E não é uma questão de mera percepção ao alcance dos cidadãos. Ainda há menos de duas semanas, foi tornado público o Relatório da Regulação do sector relativo a 2010, em cuja introdução o presidente do Conselho Regulador da ERC, Azeredo Lopes, escrevia:
“A tendência actual para a prática de taxas de descontos inimagináveis (…) vai, obrigatoriamente, fazer com que a concorrência pela publicidade (que cada vez mais parece a peau de chagrin de que falava um autor) seja cada vez mais agressiva. Para dar um exemplo concreto, e como descrição mais precisa do fenómeno, foram reportados e demonstrados perante o regulador situações em que um operador generalista cobrava um preço tal por spot que, pura e simplesmente, concorria, directamente, com um determinado jornal local”.
E passo à seguinte – a alegação de Eduardo Cintra Torres segundo a qual “cresce o número de pessoas que considera a RTP inútil, que não se revê nela, que defende a sua extinção”.
“Trata-se”, acrescenta, “de um movimento social em crescimento que ninguém pode ignorar e que revela bem o desacordo dos conteúdos da RTP com o que esse número crescente de pessoas esperaria.
Não sendo um cientista social e sendo obviamente incompetente para discutir tal asserção, bem poderia afirmar que a minha percepção junto de outras realidades que estão para além das caixas de comentários na Internet não vão no mesmo sentido.

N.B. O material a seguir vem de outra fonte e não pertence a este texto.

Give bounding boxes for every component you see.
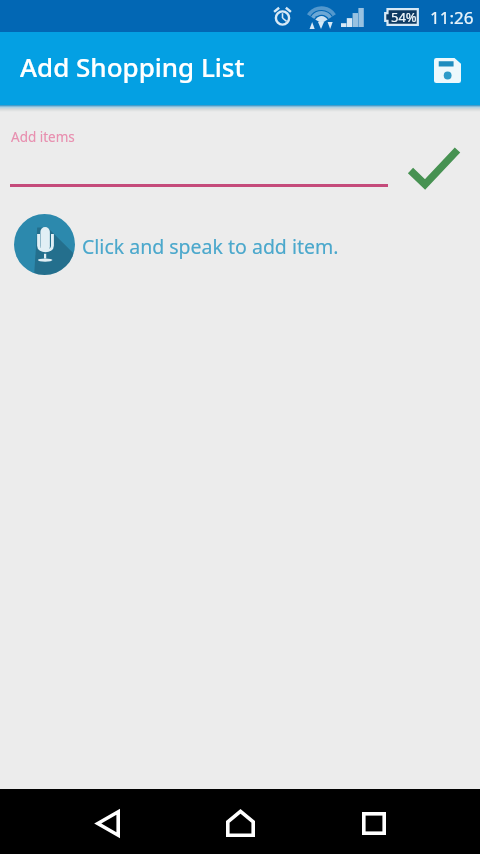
staticText: Add Shopping List (20, 49, 245, 84)
staticText: 54% (391, 8, 417, 26)
staticText: 11:26 (430, 6, 474, 29)
button[interactable]: Back (78, 792, 138, 854)
button[interactable]: Recents (344, 792, 404, 854)
button[interactable] (10, 147, 388, 187)
staticText: Click and speak to add item. (82, 233, 339, 260)
other: Speak (14, 214, 75, 275)
button[interactable]: Save (422, 45, 472, 95)
button[interactable]: Speak (0, 211, 480, 277)
button[interactable]: Confirm (398, 138, 470, 196)
staticText: Add items (11, 128, 75, 146)
button[interactable]: Home (210, 792, 270, 854)
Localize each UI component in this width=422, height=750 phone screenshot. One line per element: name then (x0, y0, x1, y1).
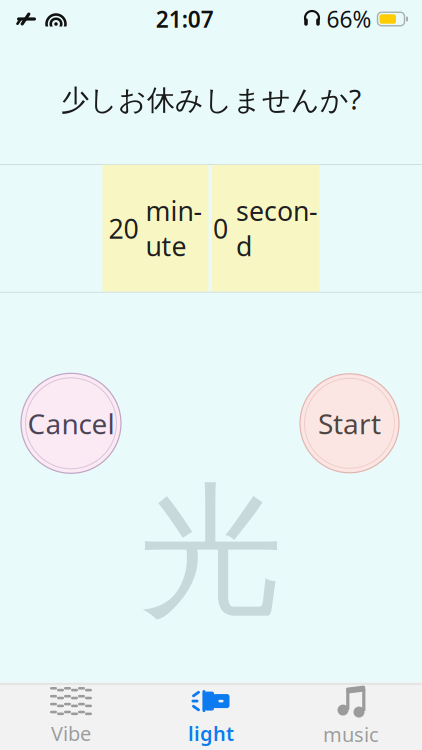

Valendo a minha percepção (aliás interessada…) o que vale, sempre posso trazer aqui uma notícia bem recente (ontem mesmo) do jornal “Público”, sobre as conclusões a que chegou um estudo do Obercom, segundo as quais:
a)      A maioria dos inquiridos (1258) considera que o serviço público de televisão é importante e deve existir;
b)      Esse serviço garante uma cobertura mais eficaz dos acontecimentos do que os outros operadores;
c)       É também o mais activo na promoção da língua portuguesa;
d)      Assegura a independência face aos organismos públicos/governamentais;
e)      Promove de forma mais activa as questões da cidadania
É verdade que as caixas de comentários nas notícias na Rede e postais na blogosfera e redes sociais tendem com frequência a propor a extinção da RTP. Fazem-no sobretudo em reacção a textos alusivos à recorrente temática do défice da empresa (aliás recorrente desde logo no discurso do Governo) ou simplesmente contaminados por eles, dado o seu manifesto predomínio no espaço público, em detrimento do debate mais amplo.

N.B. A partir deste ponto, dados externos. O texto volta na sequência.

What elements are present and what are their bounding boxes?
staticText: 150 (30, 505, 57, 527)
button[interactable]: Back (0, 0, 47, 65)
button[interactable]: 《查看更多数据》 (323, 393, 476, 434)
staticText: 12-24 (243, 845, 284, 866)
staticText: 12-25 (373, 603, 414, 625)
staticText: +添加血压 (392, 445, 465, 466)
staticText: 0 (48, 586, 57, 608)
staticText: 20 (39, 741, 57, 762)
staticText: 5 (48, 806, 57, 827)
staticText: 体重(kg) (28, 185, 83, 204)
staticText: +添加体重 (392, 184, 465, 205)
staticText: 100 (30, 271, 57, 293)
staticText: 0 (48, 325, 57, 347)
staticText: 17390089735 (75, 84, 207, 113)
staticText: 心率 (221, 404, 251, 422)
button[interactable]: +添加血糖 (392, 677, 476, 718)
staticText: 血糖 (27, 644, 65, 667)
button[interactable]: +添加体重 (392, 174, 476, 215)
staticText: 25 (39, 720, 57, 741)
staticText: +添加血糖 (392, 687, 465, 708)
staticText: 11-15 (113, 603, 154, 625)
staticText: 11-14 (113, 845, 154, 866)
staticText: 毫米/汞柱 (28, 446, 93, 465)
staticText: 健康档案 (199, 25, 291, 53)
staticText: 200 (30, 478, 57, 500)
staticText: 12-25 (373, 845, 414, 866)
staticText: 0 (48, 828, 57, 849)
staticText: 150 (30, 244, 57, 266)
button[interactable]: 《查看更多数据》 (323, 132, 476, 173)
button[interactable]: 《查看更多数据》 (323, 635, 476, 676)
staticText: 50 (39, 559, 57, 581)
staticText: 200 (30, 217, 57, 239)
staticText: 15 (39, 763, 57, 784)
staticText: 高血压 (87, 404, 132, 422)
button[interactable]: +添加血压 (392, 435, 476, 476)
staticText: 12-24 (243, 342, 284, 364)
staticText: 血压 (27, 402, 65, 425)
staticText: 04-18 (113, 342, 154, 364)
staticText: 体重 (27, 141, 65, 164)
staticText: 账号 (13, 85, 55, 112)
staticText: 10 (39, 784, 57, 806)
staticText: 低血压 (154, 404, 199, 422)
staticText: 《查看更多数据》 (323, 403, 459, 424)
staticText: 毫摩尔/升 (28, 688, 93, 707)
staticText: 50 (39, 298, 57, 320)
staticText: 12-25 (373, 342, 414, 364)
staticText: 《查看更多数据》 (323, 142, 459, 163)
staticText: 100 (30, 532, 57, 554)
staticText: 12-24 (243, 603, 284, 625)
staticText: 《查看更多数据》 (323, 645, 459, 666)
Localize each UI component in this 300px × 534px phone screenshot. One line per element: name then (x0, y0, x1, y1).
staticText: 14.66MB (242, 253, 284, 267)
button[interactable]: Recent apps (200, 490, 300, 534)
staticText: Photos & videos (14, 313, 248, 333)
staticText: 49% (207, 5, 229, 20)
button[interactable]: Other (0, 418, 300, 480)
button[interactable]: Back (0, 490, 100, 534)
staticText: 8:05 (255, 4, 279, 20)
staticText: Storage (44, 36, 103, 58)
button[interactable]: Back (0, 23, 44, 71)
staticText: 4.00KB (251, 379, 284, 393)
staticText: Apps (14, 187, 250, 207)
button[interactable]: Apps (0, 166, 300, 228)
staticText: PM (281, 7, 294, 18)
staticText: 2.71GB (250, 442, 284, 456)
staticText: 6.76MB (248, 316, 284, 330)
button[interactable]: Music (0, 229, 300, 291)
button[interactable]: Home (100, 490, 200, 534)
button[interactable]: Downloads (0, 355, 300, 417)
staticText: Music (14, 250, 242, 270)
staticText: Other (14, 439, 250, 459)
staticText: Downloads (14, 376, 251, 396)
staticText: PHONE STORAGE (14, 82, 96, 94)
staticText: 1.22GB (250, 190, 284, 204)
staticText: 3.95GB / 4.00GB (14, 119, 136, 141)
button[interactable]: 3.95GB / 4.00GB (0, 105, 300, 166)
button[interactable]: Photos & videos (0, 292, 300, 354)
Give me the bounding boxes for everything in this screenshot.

Nesse contexto, e passe o que poderia parecer um preconceito intelectual contra a participação dos cidadãos, é possível identificar nessa torrente o predomínio de fórmulas excessivamente simplistas, redutoras e até mesquinhas de encarar o problema, especialmente quando se discutem… retribuições…
A discussão dos custos elevados da RTP e da sua racionalidade e justificação é útil e necessária e deve ser feita sem complexos e com toda a clareza. Mas deve ter em conta não apenas a alocação de recursos à vastidão e à complexidade das obrigações que lhe estão cometidas pela lei e pelo contrato de concessão, mas também do enorme potencial (capacidade técnica e profissional, por exemplo) ainda por explorar em boa parte, designadamente no domínio da produção própria de programas, incluindo a concepção original  – da informação à ficção, do entretenimento à educação, do património natural e cultural à criação artística e literária.
E aqui chego à questão da nova arquitectura (minimalista) do serviço público proposta por Cintra Torres. Se a RTP (e a RDP) empenhasse em mais produção própria – para si e para o mercado, pois então! – os seus meios, capacidades e experiência e explorasse plenamente o precioso filão literário, artístico, patrimonial, natural e paisagístico, cultural, turístico, social e económico do país, bem como a capacidade – instalada e emergente – nas áreas da música e artes do espectáculo e do audiovisual informativo, documental e de ficção, quer em criações novas, quer em divulgação dos arquivos, o dispositivo de canais já hoje à disposição do público, no país e fora dele, seria manifestamente insuficiente.